Insolvência. Plano de insolvência. Aprovação. Homologação. Violação não negligenciável. Princípio par conditio creditorum

INSOLVÊNCIA. PLANO DE INSOLVÊNCIA. APROVAÇÃO. HOMOLOGAÇÃO. VIOLAÇÃO NÃO NEGLIGENCIÁVEL. PRINCÍPIO PAR CONDITIO CREDITORUM
APELAÇÃO Nº
1006/15.0T8LRA-D.C1
Relator: ANTÓNIO CARVALHO MARTINS
Data do Acordão: 09-05-2017
Tribunal: Tribunal Judicial da Comarca de Leiria – Leiria – Juízo Comércio – Juiz 1
Legislação: ARTS.72, 74, 207, 209, 212, 214, 215, 216 CIRE
Sumário:

  1. Não é suficiente para fundamentar o pedido de recusa da homologação do plano de insolvência o voto em contrário na deliberação de aprovação.
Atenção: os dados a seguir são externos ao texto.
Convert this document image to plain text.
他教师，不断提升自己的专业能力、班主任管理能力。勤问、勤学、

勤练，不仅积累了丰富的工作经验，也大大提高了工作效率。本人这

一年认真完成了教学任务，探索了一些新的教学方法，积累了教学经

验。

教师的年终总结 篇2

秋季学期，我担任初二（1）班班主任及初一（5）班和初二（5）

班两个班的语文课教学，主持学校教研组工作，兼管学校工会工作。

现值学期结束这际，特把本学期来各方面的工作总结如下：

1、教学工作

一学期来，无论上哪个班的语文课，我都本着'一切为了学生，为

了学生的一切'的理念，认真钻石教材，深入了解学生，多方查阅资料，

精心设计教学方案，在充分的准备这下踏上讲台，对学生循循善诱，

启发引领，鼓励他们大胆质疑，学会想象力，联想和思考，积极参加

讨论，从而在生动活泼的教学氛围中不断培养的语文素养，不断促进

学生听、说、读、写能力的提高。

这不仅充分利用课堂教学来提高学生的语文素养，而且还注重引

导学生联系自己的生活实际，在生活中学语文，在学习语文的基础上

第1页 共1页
  2. O voto em contrário na deliberação de aprovação e a oposição à aprovação do plano de insolvência consubstanciam, duas realidades distintas, impondo o pedido de recusa de homologação do plano a alegação (atempada) e a demonstração “em termos plausíveis” de um qualquer dos fundamentos consagrados nas alíneas a) e b) do art. 216º do CIRE.
  3. Uma vez aprovado pelos credores, o plano de insolvência é sujeito a um segundo controlo jurisdicional [o “primeiro” ou “inicial” controlo jurisdicional é o a que alude o art. 207º do mesmo CIRE ), necessitando de ser homologado por sentença judicial, para que seja plenamente eficaz (cfr. arts. 214º a 216º do CIRE)
  4. A formulação da al. a) do nº1 do art. 216º CIRE. implica que se proceda a um exercício intelectual de prognose, por vezes complexo, que se traduz em comparar o que se antevê resultar da homologação do plano, para o reclamante, com aquilo que aconteceria na ausência dele.
  5. Só releva a violação que seja susceptível de influir no exame e na decisão da causa, que comprometa, irremediavelmente, o fim que a lei se propunha atingir; quando a ofensa da lei não tenha este efeito patológico, a violação é negligenciável ou desprezável, e o juiz fica autorizado a declarar irrelevante a nulidade correspondente.
  6. Nos termos do artº 215º do CIRE, o juiz pode recusar, oficiosamente, a homologação do plano aprovado na assembleia de credores, no caso em que ocorrer violação não negligenciável de regras procedimentais, ou das normas aplicáveis ao seu conteúdo, qualquer que seja a sua natureza.
  7. Entende-se por regras procedimentais as que visam regular a forma como deverá desenrolar-se o processo, enquanto as segundas se reportarão ao dispositivo do plano de revitalização, bem como aos princípios que lhe devam estar subjacentes.
  8. A lei não define o que são vícios não negligenciáveis, e tem-se entendido que revestem tal natureza todas as violações de normas imperativas que acarretem a produção de um resultado que a lei não autoriza, diversamente se verificando quanto às infracções que afectem, tão só as regras de tutela particular, que podem ser afastadas com o consentimento do protegido, sem deixar de atender, por razoável, o critério geral utilizado pela própria lei processual no art.º 195, do CPC.
  9. Em função do disposto no nº 1 do artº 216º do CIRE, a homologação deve ser recusada também quando, a pedido de algum credor, se demonstre em ternos plausíveis, que a sua situação ao abrigo do plano é previsivelmente menos favorável do que a que interviria na ausência dele ou que o plano proporciona a algum credor um valor económico superior ao montante nominal dos seus créditos acrescido do valor das eventuais contribuições que ele deva prestar.
  10. Dentro da mesma categoria há motivos para destrinçar, conforme o grau hierárquico que couber aos vários créditos e que a ponderação das circunstâncias de cada situação pode justificar outros alinhamentos, nomeadamente tendo em conta as fontes do crédito. O plano deve, pois, tratar de forma igual o que é igual e desigualmente o que é desigual. O princípio da igualdade dos credores supõe, assim, uma comparação de situações, a realizar a partir de determinado ponto de vista. O Tribunal deve limitar-se a analisar se a regulação desigual da situação dos credores é manifestamente desadequada, por inexistência de fundamento razoável e relevante.
  11. O princípio da igualdade dos credores “par conditio creditorum” não confere, aos que deles beneficiam, um direito absoluto. Esse direito de crédito pode sofrer afrouxamento ou restrição como decorre do texto constitucional que contempla, a par do princípio da igualdade, o princípio da proporcionalidade e da proibição do arbítrio coenvolvidos na legalidade do exercício de direitos e deveres.